Les risques de cyberattaques sont sous-assurés en Europe

Malgré une sensibilisation aux cyber-risques de plus en plus importante et, ces dernières années, des investissements toujours plus conséquents dans la cyber-sécurité, beaucoup d'entreprises font encore l'impasse sur l'assurance assujettie à ce domaine. Un phénomène qui s'observe surtout en Europe, selon le rapport 2018 sur la sous-assurance dans le monde réalisé par Lloyd's, spécialiste britannique du marché de l'assurance et de la réassurance, en collaboration avec le cabinet de conseil CEBR (Centre for Economics and Business Research).

L'étude indique que, pour la seule année 2017, les attaques informatiques ont coûté aux entreprises entre 445 milliards de dollars et 608 milliards de dollars environ dans le monde. Si l'Europe affiche un taux moyen de pénétration de l'assurance classique (2,9%) légèrement supérieur à la moyenne des 43 pays analysé par Lloyds (2,1%), elle présente, en contrepartie, un taux de couverture en assurance cyber inférieur à ceux d'autres économies développées.

« Lorsqu'il s'agit de cyber-assurance, les niveaux d'engagement varient selon les endroits du globe. Par exemple, le marché de l'assurance en cyber-sécurité est beaucoup plus mature aux Etats-Unis notamment en raison du fait que 46 des 50 états américains ont des exigences réglementaires concernant la violation des données », explique Lloyd's dans son rapport.

Ainsi, aux Etats-Unis, le taux d'adhésion à l'assurance cyber était de 55% en 2016, tandis qu'au Royaume-Uni et en Allemagne, ils étaient respectivement de 36% et 30%. Lloyd's argue que le faible taux de recours à l'assurance cyber en Europe en 2017 était dû en grande partie à l'absence de réglementations strictes, avant l'introduction du règlement général sur la protection des données (RGPD), entré en vigueur en mai dernier.

Un risque sous-estimé

Cette situation de « sous-assurance » des cyber-risques pourrait affaiblir la capacité de l'Europe à faire face à des menaces croissantes, fait valoir le Lloyd's, qui prêche pour sa paroisse.

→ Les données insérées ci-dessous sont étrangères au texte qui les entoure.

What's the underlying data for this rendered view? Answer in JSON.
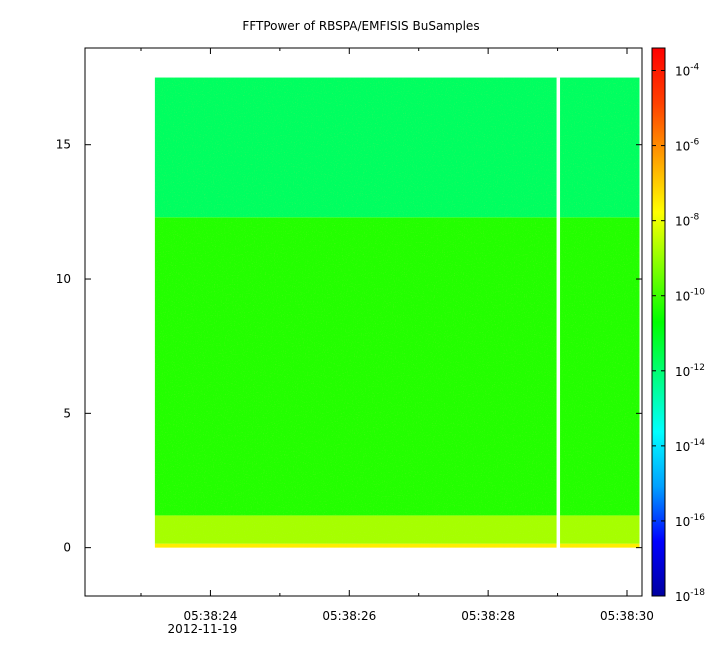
{
  "chart_data": {
    "type": "heatmap",
    "title": "FFTPower of RBSPA/EMFISIS  BuSamples",
    "xlabel": "",
    "ylabel": "",
    "xlim": [
      "05:38:23.0",
      "05:38:30.0"
    ],
    "ylim": [
      -1.8,
      18.6
    ],
    "x_ticks": [
      {
        "value": 1.0,
        "label": "05:38:24",
        "sublabel": "2012-11-19"
      },
      {
        "value": 3.0,
        "label": "05:38:26",
        "sublabel": ""
      },
      {
        "value": 5.0,
        "label": "05:38:28",
        "sublabel": ""
      },
      {
        "value": 7.0,
        "label": "05:38:30",
        "sublabel": ""
      }
    ],
    "x_minor_ticks": [
      0.0,
      2.0,
      4.0,
      6.0
    ],
    "y_ticks": [
      0,
      5,
      10,
      15
    ],
    "data_extent": {
      "x_start": 0.2,
      "x_end": 7.18,
      "y_start": 0.0,
      "y_end": 17.5
    },
    "gap": {
      "x_start": 6.0,
      "x_end": 6.05
    },
    "power_bands": [
      {
        "y_from": 0.0,
        "y_to": 0.15,
        "log10_power": -7.5
      },
      {
        "y_from": 0.15,
        "y_to": 1.2,
        "log10_power": -8.8
      },
      {
        "y_from": 1.2,
        "y_to": 12.3,
        "log10_power": -10.3
      },
      {
        "y_from": 12.3,
        "y_to": 17.5,
        "log10_power": -11.8
      }
    ],
    "colorbar": {
      "scale": "log",
      "range": [
        -18,
        -3.4
      ],
      "ticks": [
        {
          "exp": -4,
          "label": "10",
          "sup": "-4"
        },
        {
          "exp": -6,
          "label": "10",
          "sup": "-6"
        },
        {
          "exp": -8,
          "label": "10",
          "sup": "-8"
        },
        {
          "exp": -10,
          "label": "10",
          "sup": "-10"
        },
        {
          "exp": -12,
          "label": "10",
          "sup": "-12"
        },
        {
          "exp": -14,
          "label": "10",
          "sup": "-14"
        },
        {
          "exp": -16,
          "label": "10",
          "sup": "-16"
        },
        {
          "exp": -18,
          "label": "10",
          "sup": "-18"
        }
      ],
      "colors": [
        "#0000a0",
        "#0000ff",
        "#00a0ff",
        "#00ffff",
        "#00ff80",
        "#00ff00",
        "#80ff00",
        "#ffff00",
        "#ffa000",
        "#ff4000",
        "#ff0000"
      ]
    },
    "grid": false
  }
}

Le spécialiste de l'assurance considère que ces risques sont négligés par les entreprises à cause du manque de compréhension de la cyber-menace. Selon 77% des acteurs du secteur de l'assurance, l'une des principales raisons pour lesquelles les potentiels acheteurs décident de ne pas souscrire une assurance est qu'ils ne connaissent pas les risques auxquels ils s'exposent.

« Les données récentes du marché révèlent clairement un manque de prise de conscience », souligne le rapport de Lloyd's.

Pourtant, quelques chiffres devraient inciter à la réflexion. Le rapport, qui s'appuie notamment sur une étude d'Ipsos MORI, cite en exemple le Royaume-Uni, où près de la moitié des entreprises (46%) ont affirmé avoir déjà constaté, au moins une fois, une violation de données ou une attaque affectant la cyber-sécurité durant l'année 2017. Les moyennes (66%) et les grandes entreprises (68%) sont les plus touchées. En France, une étude du cabinet de conseil et d'audit PwC, publiée fin 2017, avait également estimé les pertes financières des entreprises françaises liées aux cyberattaques à 2,25 millions d'euros en moyenne, en hausse de 50% en un an.

Le RGPD devrait changer la tendance

Mais avec l'entrée en vigueur du RGPD le 25 mai dernier 2018, qui impose de nouvelles obligations de notification des violations de données personnelles, la demande d'assurance contre les cyber-risques devrait augmenter en Europe, analyse Lloyd's, qui rappelle que les entreprises ne se conformant pas à la législation s'exposent à des amendes allant jusqu'à 20 millions d'euros ou même 4% du chiffre d'affaires mondial annuel.

Un sondage OpinionWay pour le CESIN, publié en janvier 2018, avait montré l'intérêt grandissant pour l'assurance contre les cyber-risques en France. En effet, 40% des entreprises interrogées affirmaient avoir souscrit une cyber-assurance en 2017 et 22% envisageaient de le faire. Deux catégories d'acteurs étaient toutefois surreprésentées : les grands groupes et les entreprises de tailles intermédiaires (ETI), qui restent les plus sensibilisés aux problématiques du risque d'attaque informatique.